Dredging, markers being undertaken for safer navigation of Guyana’s waters – Edghill

The content originally appeared on: INews Guyana
Dredging activity in the Demerara River (File Photo)

Safety in navigating Guyana’s waters is being taken more seriously, with the Guyana Government taking adequate measures to ensure all elements are in place.

This is according to Public Works Minister Juan Edghill on Saturday, as he spoke on efforts to dredge the rivers and install markers at key points.

“You will realise that we are making several trips per day. Two of the things that we have to improve on and Government is making the unnecessary investments in dredging to make sure that the ferry can move without hitting sandbanks in going and coming in. The captains could be sure that they know what’s happening. And secondly, we have to get and we are doing the beacons and the markers to ensure safety in navigation,” the Minister pointed out.

Through the Maritime Administration, Edghill said improvements are being made in all major rivers where vessels are frequently traversing.

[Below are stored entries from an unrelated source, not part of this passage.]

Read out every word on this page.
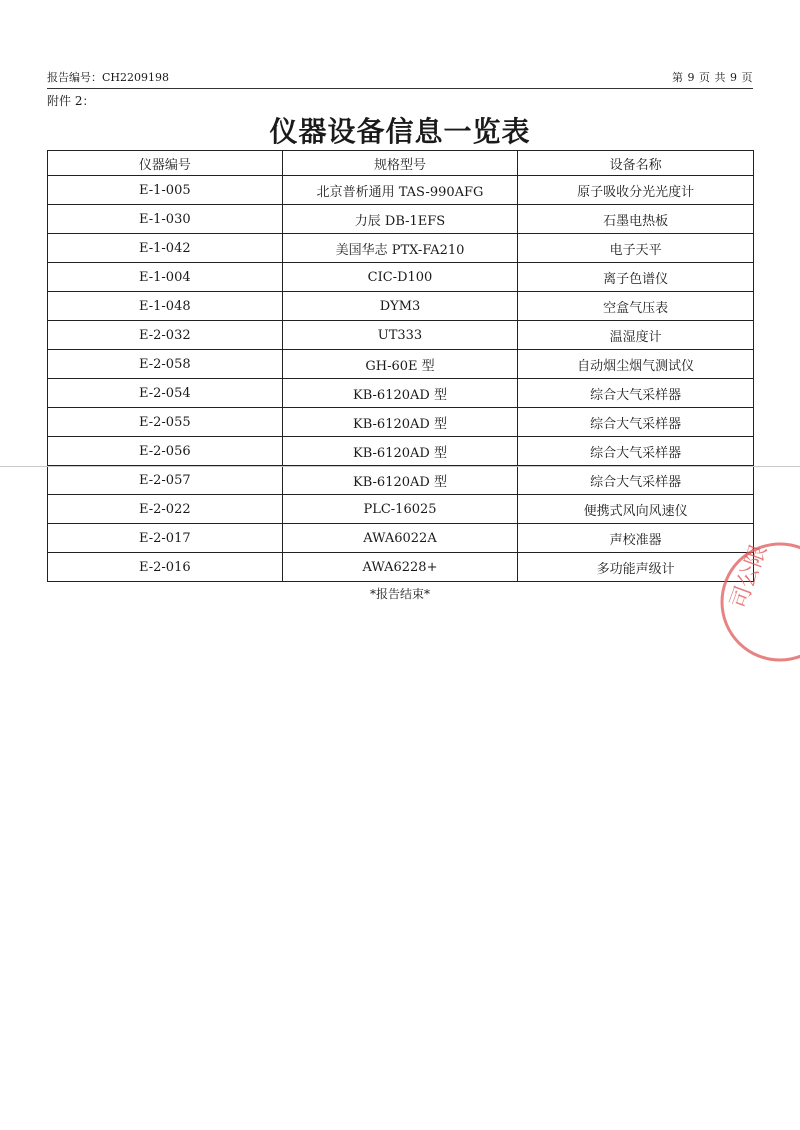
报告编号：CH2209198	第 9 页 共 9 页
附件 2：
仪器设备信息一览表
仪器编号	规格型号	设备名称
E-1-005	北京普析通用 TAS-990AFG	原子吸收分光光度计
E-1-030	力辰 DB-1EFS	石墨电热板
E-1-042	美国华志 PTX-FA210	电子天平
E-1-004	CIC-D100	离子色谱仪
E-1-048	DYM3	空盒气压表
E-2-032	UT333	温湿度计
E-2-058	GH-60E 型	自动烟尘烟气测试仪
E-2-054	KB-6120AD 型	综合大气采样器
E-2-055	KB-6120AD 型	综合大气采样器
E-2-056	KB-6120AD 型	综合大气采样器
E-2-057	KB-6120AD 型	综合大气采样器
E-2-022	PLC-16025	便携式风向风速仪
E-2-017	AWA6022A	声校准器
E-2-016	AWA6228+	多功能声级计
*报告结束*	司公限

“So, the Government of Guyana along with MARAD, which is the body that is responsible for regulating what takes place, we are working on improving that. And it’s not just in the Essequibo River. It is in the Pomeroon, the Barima, the Waini, the Berbice and the Demerara. We’re continuing to improve safety and ensuring that we can be able to get to those areas.”

Drydocking

Another aspect of ensuring safety has been the drydocking of vessels, since many were previously in a dilapidated state. Since this year, all of the vessels have been drydocked.

“Since this year began, all of our vessels – five of them – have gone into drydock and they have been totally rehabbed. They’re looking much better. 2022 is a big year for the Transport and Harbours Department. We’ve had the MV Kanawan, MV Sabanto, MV Malali, MV Mokouria, and MV Kimbia all going into dry dock and they’re now out,” he added.

While the ferries are now ‘attractive’, Minister Edghill expressed that persons are now interested in using them for cruises. However, he warned that there are strict guidelines for such to be granted, along with provisions in place for travellers to get to their destination.

“I have also given guidelines to the Transport and Harbours Department because we had a cruise that took place here not so long ago and everything that should not have happened, happened. I’ve indicated that the person who operated that cruise will not be allowed to operate another cruise on our vessels for a very long time. Secondly, I want to promise the people of Guyana that we will not take these vessels off and put them on a cruise to the annoyance of the travelling public.”

The new MV Ma Lisha, that was procured to service the North West District region, will be arriving by year-end.

It will cut travel time by 50 per cent, with a speed at 15 knots and 500 nautical miles endurance. It has a 250-tonne cargo capacity with a six-tonne capacity crane and will be powered by two engines.